​​​​​​​Pension payouts rise 40pc as Treasury battles to clear backlog

Signage being put up at the NSSF building in Nairobi. 

Photo credit: File | Nation Media Group

Payouts to retired public sector workers jumped 40.39 percent in the first half of the current financial year as the Treasury raced to reduce backlog from the previous fiscal year.

Latest official numbers showed the Pension Department at the Treasury processed Sh82.84 billion in pension claims in the six-month period to last December compared with Sh59.01 billion in the same year a year earlier.

The government has been struggling to disburse pension funds due to shortfalls in revenue collections, deepening the economic hardships for retirees, some of whom die without reaping the benefits of years of service to the public.

The Treasury, for instance, carried over Sh23.78 billion in pension claims which were due last financial year ended last June to the current year, citing a shortfall in revenue.

This happened despite the retiree dues being a “first charge” paid under disbursement under Public Finance Management law together with debt repayments and salaries to State officers.

The pensions payment challenge was been compounded by President William Ruto’s order in July that public servants who attain the retirement age of 60 must exit the government.

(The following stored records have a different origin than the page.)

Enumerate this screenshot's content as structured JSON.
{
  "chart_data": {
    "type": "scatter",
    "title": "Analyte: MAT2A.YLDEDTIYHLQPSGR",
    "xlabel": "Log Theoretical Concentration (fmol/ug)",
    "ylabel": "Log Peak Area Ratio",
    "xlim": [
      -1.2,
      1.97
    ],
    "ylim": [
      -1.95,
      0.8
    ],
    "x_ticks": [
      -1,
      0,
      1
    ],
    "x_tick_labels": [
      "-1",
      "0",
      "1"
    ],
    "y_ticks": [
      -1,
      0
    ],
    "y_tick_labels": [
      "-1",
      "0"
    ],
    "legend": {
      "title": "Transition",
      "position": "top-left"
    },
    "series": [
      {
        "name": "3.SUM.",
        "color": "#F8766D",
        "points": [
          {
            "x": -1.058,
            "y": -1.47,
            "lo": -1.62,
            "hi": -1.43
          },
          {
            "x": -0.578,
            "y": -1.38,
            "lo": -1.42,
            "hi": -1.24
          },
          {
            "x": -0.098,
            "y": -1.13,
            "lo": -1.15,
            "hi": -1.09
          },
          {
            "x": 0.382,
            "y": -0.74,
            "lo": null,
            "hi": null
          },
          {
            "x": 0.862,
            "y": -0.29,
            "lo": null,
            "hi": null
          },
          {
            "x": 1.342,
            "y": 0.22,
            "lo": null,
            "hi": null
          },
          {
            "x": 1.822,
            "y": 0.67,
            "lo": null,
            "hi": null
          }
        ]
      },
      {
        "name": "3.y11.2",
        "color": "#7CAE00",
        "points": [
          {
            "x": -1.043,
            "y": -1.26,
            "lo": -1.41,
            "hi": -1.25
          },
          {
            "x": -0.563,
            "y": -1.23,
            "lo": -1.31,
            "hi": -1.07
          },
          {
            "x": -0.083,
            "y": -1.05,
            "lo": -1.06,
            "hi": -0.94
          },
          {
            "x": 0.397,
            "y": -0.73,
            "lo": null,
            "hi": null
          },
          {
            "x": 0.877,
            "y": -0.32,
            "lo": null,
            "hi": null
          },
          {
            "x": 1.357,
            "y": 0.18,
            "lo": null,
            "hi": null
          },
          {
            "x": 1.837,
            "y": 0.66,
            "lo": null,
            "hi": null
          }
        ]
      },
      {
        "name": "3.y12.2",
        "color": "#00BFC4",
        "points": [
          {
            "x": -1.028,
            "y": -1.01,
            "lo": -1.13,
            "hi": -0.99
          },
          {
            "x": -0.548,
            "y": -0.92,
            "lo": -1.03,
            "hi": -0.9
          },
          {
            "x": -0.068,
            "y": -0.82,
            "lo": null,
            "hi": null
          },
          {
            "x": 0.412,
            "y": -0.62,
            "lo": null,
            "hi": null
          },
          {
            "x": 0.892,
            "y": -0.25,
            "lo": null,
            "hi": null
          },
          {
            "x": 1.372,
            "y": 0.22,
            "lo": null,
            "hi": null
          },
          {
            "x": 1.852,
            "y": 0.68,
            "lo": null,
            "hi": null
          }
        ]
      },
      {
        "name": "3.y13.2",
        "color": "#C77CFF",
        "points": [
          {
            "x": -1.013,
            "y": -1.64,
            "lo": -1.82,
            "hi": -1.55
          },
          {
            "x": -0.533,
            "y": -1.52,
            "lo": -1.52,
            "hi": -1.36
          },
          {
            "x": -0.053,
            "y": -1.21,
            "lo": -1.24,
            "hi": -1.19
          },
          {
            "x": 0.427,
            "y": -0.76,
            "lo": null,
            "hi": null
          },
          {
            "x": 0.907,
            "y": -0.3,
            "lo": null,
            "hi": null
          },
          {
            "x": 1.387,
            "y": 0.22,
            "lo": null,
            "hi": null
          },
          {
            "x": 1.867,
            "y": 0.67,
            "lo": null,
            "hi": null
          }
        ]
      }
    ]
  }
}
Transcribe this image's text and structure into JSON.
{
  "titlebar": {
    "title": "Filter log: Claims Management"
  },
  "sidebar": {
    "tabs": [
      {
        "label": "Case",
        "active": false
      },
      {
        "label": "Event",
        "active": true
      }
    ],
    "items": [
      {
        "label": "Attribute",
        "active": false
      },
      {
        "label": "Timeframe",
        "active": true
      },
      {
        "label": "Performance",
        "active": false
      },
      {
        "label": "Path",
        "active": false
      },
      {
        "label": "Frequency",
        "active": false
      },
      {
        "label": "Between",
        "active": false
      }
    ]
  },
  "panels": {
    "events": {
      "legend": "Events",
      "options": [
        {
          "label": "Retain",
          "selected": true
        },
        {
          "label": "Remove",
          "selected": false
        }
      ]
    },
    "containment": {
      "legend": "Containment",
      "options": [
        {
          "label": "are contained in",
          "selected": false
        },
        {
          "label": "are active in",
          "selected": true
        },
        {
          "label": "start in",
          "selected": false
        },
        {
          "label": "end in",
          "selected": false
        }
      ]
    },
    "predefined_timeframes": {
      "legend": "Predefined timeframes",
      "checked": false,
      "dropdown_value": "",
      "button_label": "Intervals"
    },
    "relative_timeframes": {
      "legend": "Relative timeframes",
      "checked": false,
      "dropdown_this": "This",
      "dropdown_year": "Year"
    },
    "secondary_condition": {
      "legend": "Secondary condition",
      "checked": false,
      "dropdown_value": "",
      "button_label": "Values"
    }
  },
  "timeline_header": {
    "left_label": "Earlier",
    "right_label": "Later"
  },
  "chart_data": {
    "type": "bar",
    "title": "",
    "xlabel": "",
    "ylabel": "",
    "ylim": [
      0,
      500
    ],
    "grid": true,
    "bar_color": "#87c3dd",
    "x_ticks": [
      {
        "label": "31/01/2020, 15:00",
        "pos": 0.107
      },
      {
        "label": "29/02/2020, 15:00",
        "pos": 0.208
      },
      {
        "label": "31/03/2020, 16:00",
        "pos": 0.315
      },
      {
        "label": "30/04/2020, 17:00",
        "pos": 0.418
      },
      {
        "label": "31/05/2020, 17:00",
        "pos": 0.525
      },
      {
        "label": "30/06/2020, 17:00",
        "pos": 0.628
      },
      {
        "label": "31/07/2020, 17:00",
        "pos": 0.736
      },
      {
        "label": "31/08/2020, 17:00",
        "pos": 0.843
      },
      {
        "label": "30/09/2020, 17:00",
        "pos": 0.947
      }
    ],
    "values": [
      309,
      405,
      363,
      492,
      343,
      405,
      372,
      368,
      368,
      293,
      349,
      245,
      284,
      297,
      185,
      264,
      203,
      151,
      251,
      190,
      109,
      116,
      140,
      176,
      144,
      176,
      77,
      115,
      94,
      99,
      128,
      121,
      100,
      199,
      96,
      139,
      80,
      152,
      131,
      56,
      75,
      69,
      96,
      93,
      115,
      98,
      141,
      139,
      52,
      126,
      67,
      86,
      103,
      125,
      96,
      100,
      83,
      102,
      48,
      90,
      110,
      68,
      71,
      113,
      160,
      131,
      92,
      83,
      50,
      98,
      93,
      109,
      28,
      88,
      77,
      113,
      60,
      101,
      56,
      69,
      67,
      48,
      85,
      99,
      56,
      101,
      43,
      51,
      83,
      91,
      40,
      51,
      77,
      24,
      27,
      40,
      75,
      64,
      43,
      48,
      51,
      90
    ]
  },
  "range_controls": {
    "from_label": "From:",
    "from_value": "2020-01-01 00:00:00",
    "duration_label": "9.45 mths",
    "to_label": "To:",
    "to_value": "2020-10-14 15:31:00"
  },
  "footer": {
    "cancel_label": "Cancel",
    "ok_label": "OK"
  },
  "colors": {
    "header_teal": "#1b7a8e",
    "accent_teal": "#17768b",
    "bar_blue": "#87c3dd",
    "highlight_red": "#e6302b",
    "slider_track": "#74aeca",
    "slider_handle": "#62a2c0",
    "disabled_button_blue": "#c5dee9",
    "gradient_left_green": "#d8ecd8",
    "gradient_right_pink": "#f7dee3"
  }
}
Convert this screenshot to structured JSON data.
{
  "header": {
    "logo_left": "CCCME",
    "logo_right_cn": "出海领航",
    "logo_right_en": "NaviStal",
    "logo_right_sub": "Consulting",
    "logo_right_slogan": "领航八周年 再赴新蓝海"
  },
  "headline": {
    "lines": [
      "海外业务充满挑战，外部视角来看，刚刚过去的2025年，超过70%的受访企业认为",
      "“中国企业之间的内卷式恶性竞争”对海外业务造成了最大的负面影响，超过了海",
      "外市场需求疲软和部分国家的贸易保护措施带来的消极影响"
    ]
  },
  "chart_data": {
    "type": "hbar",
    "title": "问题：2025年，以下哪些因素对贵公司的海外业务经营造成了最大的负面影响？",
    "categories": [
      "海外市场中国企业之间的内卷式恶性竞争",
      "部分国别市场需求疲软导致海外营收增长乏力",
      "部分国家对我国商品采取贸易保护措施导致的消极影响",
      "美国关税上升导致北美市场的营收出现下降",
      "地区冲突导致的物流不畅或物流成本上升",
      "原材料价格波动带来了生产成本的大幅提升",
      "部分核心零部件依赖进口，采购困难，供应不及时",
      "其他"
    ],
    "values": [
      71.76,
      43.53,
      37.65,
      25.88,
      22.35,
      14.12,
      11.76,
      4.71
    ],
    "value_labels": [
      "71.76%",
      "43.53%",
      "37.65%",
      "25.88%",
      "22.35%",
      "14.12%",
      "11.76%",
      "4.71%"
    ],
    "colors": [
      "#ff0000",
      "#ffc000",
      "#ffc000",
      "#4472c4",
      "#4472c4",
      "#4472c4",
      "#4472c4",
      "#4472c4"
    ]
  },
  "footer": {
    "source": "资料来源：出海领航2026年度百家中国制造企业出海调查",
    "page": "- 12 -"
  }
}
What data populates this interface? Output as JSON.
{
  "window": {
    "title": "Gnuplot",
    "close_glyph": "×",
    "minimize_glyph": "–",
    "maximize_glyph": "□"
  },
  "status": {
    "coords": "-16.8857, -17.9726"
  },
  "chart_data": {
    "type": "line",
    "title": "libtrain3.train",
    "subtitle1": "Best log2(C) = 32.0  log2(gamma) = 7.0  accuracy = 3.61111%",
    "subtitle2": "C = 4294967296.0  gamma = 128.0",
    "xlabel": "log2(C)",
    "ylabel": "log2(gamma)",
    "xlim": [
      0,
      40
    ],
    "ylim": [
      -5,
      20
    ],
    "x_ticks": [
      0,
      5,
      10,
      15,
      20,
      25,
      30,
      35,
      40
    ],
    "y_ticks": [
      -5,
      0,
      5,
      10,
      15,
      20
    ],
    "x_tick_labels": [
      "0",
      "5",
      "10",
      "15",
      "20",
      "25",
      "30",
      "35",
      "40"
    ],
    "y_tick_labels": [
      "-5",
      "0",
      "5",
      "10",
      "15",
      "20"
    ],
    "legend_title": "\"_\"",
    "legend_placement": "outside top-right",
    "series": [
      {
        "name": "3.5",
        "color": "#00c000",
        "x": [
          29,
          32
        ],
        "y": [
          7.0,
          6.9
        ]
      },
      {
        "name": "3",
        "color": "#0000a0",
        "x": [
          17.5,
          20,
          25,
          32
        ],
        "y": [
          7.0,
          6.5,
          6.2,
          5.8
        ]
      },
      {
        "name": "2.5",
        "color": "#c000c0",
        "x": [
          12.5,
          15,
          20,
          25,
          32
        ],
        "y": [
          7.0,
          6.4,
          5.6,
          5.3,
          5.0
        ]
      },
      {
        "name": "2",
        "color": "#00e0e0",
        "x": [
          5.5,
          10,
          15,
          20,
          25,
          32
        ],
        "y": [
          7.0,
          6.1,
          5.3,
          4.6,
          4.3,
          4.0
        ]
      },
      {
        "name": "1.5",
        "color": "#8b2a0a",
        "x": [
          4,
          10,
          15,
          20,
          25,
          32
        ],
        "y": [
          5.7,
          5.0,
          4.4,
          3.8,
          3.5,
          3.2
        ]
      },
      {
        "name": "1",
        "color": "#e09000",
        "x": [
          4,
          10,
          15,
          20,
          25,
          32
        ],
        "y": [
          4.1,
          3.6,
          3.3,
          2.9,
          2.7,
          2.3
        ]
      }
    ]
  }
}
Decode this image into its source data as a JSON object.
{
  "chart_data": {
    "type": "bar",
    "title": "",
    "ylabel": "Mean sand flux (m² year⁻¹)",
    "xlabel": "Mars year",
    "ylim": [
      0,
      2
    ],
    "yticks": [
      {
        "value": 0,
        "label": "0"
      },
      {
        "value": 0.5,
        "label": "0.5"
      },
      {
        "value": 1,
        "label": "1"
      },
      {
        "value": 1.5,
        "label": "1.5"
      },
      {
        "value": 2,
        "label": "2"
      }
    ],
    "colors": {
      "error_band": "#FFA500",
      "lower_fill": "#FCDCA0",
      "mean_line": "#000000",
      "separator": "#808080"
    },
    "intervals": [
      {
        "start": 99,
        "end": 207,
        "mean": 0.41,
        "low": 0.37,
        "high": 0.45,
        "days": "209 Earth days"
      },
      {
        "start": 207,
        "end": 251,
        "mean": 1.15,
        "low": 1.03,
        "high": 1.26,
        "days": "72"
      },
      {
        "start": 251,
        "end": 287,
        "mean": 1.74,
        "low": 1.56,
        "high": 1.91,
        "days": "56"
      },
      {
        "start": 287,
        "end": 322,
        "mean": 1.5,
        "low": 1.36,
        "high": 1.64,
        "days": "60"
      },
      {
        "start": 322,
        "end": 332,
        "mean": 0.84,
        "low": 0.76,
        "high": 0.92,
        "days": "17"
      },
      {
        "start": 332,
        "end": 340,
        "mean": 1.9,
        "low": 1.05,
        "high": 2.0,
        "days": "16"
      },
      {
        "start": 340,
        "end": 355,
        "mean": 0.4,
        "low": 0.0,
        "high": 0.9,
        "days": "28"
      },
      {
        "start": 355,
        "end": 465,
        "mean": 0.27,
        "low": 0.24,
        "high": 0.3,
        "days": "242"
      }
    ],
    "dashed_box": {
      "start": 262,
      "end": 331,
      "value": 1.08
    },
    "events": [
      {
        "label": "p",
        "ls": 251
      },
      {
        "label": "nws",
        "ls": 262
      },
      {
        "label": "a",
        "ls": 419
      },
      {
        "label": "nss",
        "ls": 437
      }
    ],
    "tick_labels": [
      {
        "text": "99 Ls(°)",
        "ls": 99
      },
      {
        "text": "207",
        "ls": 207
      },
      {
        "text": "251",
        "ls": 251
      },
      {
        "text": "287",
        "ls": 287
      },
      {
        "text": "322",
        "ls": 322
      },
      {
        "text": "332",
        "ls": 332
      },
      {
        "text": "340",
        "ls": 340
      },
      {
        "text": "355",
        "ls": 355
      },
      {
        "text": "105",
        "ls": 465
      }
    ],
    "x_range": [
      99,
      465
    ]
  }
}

Dr Ruto’s directive has unsettled decades-old practice where civil servants with special technical skills and expertise have been retained beyond the retirement age to train younger staff.

The growth in pension pay in the first half of the current financial year is the fastest since the financial year 2021/22 when the Treasury was clearing a backlog emanating from Covid pandemic shocks.  That was after Covid-induced shutdowns curtailed movement for the retirees, curtailing the largely paper-based pension payment process.

The growth in the disbursement of funds for pensioners has come at a time the Treasury has announced plans to revamp the public service pension administration “through digitization and re-engineering of the pension management system”.

“Digitisation will streamline processes, improve accuracy, and facilitate timely pensions payments,” the Treasury wrote in the draft 2025 Budget Policy Statement. “This also enables better monitoring and management of pension-related matters while re-engineering will complement the digitisation by availing an end-to-end Enterprise Resource Planning (ERP) solution that takes advantage of the modern IT technologies.”

Despite the jump for the review period, the pension payments still lag the target by Sh28.74 billion, or 25.75 percent, on a pro-rata basis going by the full-year budget of Sh223.15 billion.

The rising pension bill expenses, triggered by the mass retirements, have brought to the fore a possible job crisis in the ageing civil service amid the suspension of new recruitment pending completion of an ongoing audit and cleansing of public payrolls and pension bills to “eliminate ghost workers”.

The pressure has continued to pile on taxpayers despite a knee-jerk decision in 2009 to raise the retirement age from 55 to 60, partly due to Treasury’s past failure to push through necessary reforms, including a contributory scheme.

This has seen pension claims, paid directly from the exchequer, surge from Sh25 billion in the financial year ending June 2009 to the Sh223.15 billion estimates for the current year ending June 2025.

Some 85,400 public service workers were expected to retire in three financial years ending June 2026, according to the Pensions Department at the National Treasury.

These comprise 30,155 workers in the just-ended financial year, 28,745 this fiscal year ending June 2025, and 26,500 in the subsequent year.